Historical Landmark Designation
After the failed plans of past years, the Astrodome Revitalization Project was proposed in September 2016. This plan would turn the dome into a massive underground parking garage. Specifically, the first step would raise the dome floor and use the space underneath that as parking, leaving the floor above for other uses. On September 27, 2016, the Harris County Commissioners approved the first part of the plan. This marked a major turning point for the dome, as some feared if the plan wasn’t approved the building would be demolished. On January 27, 2017, the Texas Historical Commission voted unanimously to designate the dome a State Antiquities Landmark. Under the designation, the Astrodome may no longer be removed, altered, damaged, salvaged, or excavated without a permit from the commission. The Harris County Commissioners voted to approve a $105 million renovation plan on February 13, 2018. This plan keeps the parking garage from the Revitalization Project. Construction was set to start in October 2018 and would be completed sometime in 2020. The construction start date was later moved to early 2019 and was expected to finish in 2020. However, as of September 2019, the plan was put on hold with no word when construction might take place. It was announced in November of 2019 that the Revitalization Project has been scrapped by Commissioners Court Judge Lina Hidalgo. Hidalgo explained that “The plan that had been designed wouldn’t have yielded truly a usable building”. As of November there has been no New plan for the Astrodome.
TWENTY years ago I visited Houston on six separate occasions to see my mother, fighting for her life at MD Anderson following a bone marrow transplant for leukemia.
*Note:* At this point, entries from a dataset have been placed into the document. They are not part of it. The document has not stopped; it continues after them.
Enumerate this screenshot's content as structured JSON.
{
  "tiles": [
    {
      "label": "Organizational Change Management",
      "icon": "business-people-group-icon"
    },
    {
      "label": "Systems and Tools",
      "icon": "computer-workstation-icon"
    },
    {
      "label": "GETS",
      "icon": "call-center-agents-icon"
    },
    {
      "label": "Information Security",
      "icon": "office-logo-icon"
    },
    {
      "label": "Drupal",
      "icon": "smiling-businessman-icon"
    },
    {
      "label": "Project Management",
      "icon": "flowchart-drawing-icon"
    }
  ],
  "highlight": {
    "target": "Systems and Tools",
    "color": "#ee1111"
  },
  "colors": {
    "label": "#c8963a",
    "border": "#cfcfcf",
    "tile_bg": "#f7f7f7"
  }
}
I could see the Astrodome from the hospital window, only a half mile away. It was sad for me to see this once venerable structure sitting idly, soon to be in a fight for ITS life just like my mother. The Astros had just finished playing their last season there, having moved to the new Minute Maid Park. I wonder how long that one will last. Though My mother had been one of the longest leukemia survivors, she wouldn’t finish the year of 2001. At least the Astrodome did.
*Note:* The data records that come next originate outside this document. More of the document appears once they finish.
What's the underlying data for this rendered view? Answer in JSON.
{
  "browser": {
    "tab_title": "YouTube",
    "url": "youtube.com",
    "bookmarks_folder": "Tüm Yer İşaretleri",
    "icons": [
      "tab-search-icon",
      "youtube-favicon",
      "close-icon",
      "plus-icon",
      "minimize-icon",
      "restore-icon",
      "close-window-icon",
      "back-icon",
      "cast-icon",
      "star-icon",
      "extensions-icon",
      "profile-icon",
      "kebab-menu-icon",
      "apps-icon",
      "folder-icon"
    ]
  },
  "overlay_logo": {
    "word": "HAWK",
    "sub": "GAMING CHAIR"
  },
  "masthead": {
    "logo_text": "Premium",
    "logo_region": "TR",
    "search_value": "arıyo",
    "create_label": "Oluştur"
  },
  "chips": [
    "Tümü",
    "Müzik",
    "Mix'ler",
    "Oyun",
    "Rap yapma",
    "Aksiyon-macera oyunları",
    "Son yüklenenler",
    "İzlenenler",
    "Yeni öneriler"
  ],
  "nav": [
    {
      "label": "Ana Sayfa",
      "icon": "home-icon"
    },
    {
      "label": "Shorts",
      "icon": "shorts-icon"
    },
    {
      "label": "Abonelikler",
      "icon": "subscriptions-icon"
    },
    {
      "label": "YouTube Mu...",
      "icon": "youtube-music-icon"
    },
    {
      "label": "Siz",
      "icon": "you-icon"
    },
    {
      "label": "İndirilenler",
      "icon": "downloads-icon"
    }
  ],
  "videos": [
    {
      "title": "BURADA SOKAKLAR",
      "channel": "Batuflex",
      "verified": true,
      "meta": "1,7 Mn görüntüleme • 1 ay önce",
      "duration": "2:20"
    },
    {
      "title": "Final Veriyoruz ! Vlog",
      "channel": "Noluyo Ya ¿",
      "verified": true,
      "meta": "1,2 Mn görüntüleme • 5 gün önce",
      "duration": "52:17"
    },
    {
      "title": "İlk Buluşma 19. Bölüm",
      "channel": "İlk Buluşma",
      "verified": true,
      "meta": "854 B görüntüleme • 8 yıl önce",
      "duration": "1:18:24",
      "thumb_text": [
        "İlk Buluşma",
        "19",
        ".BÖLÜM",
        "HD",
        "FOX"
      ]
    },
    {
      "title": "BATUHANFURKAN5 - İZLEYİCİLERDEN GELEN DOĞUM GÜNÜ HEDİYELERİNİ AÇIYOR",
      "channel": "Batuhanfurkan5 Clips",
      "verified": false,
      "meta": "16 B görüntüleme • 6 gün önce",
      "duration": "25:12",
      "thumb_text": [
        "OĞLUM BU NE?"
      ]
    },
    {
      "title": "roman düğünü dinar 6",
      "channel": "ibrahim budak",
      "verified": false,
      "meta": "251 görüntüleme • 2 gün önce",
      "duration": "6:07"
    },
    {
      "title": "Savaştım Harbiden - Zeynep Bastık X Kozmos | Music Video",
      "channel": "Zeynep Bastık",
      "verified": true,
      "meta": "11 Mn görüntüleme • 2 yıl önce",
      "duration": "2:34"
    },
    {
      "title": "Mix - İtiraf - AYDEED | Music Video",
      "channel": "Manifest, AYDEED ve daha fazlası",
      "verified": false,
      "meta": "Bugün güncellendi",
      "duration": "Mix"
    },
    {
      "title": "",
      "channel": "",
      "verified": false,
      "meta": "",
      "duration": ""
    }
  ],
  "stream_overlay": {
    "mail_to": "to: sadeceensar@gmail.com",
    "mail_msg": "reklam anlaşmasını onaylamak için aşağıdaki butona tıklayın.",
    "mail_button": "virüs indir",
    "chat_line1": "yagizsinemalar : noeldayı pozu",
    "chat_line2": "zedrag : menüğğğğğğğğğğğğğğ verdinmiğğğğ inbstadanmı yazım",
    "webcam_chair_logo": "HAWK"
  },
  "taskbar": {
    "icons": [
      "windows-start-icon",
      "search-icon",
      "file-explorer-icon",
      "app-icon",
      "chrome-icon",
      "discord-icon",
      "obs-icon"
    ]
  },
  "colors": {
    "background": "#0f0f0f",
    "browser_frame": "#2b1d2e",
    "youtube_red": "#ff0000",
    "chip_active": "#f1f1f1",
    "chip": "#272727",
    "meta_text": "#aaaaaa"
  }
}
While so many iconic, pioneering structures have seen their demise at the hands of greedy developers with deeper pockets than local preservations, it’s a great pleasure to see an occasional ediface and living history like The Astrodome saved. If it weren’t for fear of demolition harming newer buildings it would have been razed years ago. Ironically,Perhaps we can thank the ‘fearful’ new buildings’ owners for preserving the Astrodome.
Last time I heard about the Astrome in the news, a few years ago, it was all but a done deal to have it demolished. The Astrodome would probably have been razed as early as 2008 if it weren’t for fear of the demolition affecting newer buildings in the area. SO it was quite a SURPRISE just researching this story to learn that the Astrodome LIVES to this day. Also surprising is that the building name, Astrodome, and team name, Astros, synonomous with another era, remain active.
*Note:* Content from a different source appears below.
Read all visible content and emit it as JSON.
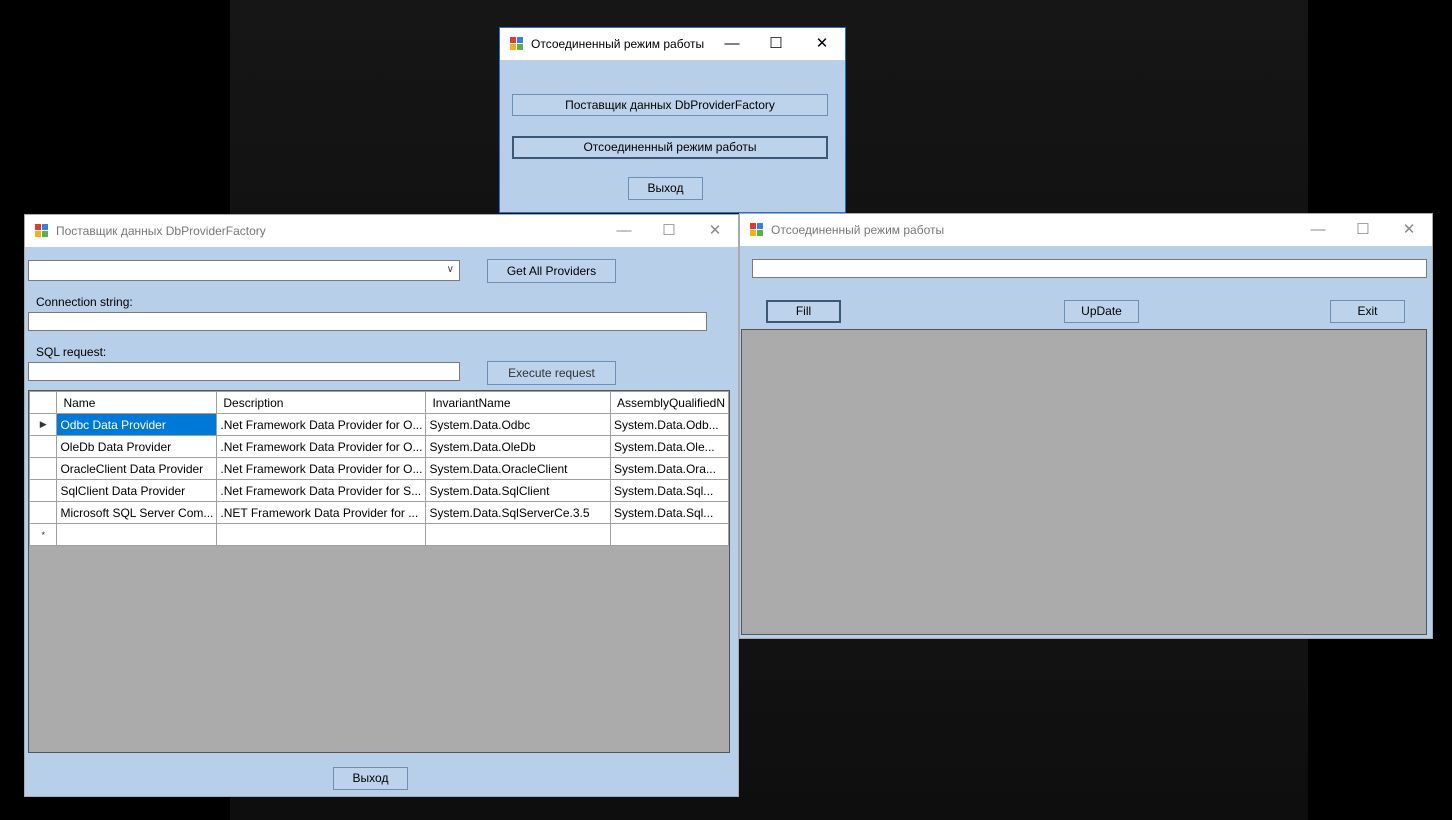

the Astrodome has been through a lot in its 35 very active years and even during its last 20 mostly dormant ones. Its played host to the greatest ball players, from Jimmy Wynn to Mickey Mantle, to top artists like Judy Garland,Selena and George Straight, to the GOP convention, to Katrina victims. May the first of its kind (in many ways) palace continue to be preserved as the historical landmark for which it has deservedly been finally designated . Public tours should be given and who knows when , perhaps , a local Rennaisance could happen surrounding the Astrodome as we’ve seen in other cities.